Sprawa podejrzanego o gwałt na młodej Ukraince wciąż aktualna. Polecono złożenie odwołania od odmowy aresztu
Minister sprawiedliwości i prokurator generalny Zbigniew Ziobro poinformował, że polecił złożenie odwołania od odmowy przez sąd zastosowania aresztu tymczasowego dla podejrzanego o gwałt na młodej Ukraince. Mężczyzna został zatrzymany w środę we Wrocławiu.
- Jako prokurator generalny wydałem polecenie złożenia zażalenia od niezrozumiałej decyzji sądu, który odmówił tymczasowego aresztowania podejrzanego o gwałt na uciekającej przed wojną młodej Ukraince - napisał na twitterze Zbigniew Ziobro.
We Wrocławiu w środę w niecałe dwie godziny od zgłoszenia przestępstwa zgwałcenia policjanci zatrzymali 49-latka podejrzanego o dokonanie tego przestępstwa.
- Po wzmożonych i intensywnych działaniach policjantów, został zatrzymany 49-latek podejrzewany o dokonanie zgwałcenia 19-latki z Ukrainy, którą przyjął pod swój dach. Ze wstępnych ustaleń wynika, że mężczyzna siłą doprowadził kobietę do obcowania płciowego wbrew jej woli. Wcześniej poznał dziewczynę, oferując swą pomoc za pośrednictwem portalu internetowego. Przyjął ją do swojego mieszkania i dokonał tego brutalnego przestępstwa - mówił wówczas rzecznik policji Łukasz Dutkowiak.

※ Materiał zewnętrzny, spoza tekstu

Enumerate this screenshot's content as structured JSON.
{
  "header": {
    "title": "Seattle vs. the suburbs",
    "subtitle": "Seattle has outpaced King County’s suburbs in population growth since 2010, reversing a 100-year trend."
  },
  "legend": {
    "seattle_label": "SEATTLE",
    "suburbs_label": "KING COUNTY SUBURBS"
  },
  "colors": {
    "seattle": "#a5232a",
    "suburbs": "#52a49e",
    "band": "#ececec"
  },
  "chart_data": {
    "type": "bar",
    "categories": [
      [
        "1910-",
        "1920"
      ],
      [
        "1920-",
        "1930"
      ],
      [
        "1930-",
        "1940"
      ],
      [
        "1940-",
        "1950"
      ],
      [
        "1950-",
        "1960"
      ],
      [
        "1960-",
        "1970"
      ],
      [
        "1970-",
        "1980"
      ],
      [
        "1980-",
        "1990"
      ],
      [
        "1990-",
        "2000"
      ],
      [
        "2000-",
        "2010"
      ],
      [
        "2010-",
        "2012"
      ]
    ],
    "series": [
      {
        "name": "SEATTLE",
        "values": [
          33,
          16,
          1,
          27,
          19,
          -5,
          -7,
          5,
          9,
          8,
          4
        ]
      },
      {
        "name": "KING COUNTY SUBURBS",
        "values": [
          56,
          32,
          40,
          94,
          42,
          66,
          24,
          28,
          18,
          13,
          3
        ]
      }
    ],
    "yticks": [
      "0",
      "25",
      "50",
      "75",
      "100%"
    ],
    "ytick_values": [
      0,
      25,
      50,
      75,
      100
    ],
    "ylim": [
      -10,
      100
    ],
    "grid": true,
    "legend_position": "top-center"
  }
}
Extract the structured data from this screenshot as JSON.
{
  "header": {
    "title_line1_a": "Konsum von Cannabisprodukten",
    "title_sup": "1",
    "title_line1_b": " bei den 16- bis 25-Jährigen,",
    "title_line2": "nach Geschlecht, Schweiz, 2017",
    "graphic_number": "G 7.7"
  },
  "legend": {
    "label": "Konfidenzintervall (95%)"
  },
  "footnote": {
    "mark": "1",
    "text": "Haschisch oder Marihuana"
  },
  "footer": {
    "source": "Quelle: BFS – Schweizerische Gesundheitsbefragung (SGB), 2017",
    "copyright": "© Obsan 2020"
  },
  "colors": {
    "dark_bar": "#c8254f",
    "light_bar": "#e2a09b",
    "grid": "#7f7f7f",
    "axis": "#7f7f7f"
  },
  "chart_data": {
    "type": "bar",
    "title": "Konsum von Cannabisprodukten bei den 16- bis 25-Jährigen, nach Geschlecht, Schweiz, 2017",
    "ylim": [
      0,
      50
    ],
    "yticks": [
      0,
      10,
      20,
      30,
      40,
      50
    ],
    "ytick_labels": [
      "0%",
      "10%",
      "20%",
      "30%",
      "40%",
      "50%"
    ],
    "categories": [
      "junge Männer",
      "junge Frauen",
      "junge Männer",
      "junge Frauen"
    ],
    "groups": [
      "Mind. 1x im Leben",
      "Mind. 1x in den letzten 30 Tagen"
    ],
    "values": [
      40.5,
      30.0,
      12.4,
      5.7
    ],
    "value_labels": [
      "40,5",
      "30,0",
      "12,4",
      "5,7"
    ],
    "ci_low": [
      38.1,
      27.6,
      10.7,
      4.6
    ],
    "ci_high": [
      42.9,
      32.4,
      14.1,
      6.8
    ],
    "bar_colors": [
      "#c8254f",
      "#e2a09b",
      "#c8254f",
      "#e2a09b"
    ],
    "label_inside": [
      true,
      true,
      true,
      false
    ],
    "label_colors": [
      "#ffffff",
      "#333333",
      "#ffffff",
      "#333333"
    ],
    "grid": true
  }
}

Dodał, że za gwałt grozi do 12 lat więzienia.
- Nie ma przyzwolenia na takiego typu zachowania. Tym bardziej na szczególne potępienie zasługuje fakt, że kobieta ta była w trudnej sytuacji życiowej - uciekła z objętej wojną Ukrainy, nie znała języka polskiego, nie znała miasta i nigdy nie była w Polsce. Zaufała mężczyźnie, który obiecał jej pomóc i dać schronienie. Niestety, wszystko to okazało się perfidną manipulacją ze strony 49-latka - powiedział policjant.
Prokuratura postawiła mężczyźnie zarzut gwałtu i w piątek skierowała do sądu wniosek o tymczasowy areszt na trzy miesiące. Zdaniem prokuratury, zgromadzony materiał dowodowy uprawdopodobnił fakt popełnienia przez podejrzanego zarzuconego mu przestępstwa i z uwagi na realną obawę matactwa procesowego z jego strony tylko zastosowanie środka izolacyjnego zagwarantuje zabezpieczenie prawidłowego toku prowadzonego śledztwa.
W sobotę sąd nie uwzględnił wniosku o areszt, zastosował wobec podejrzanego dozór policji i nakazał mu raz w tygodniu stawiać się na komisariacie policji.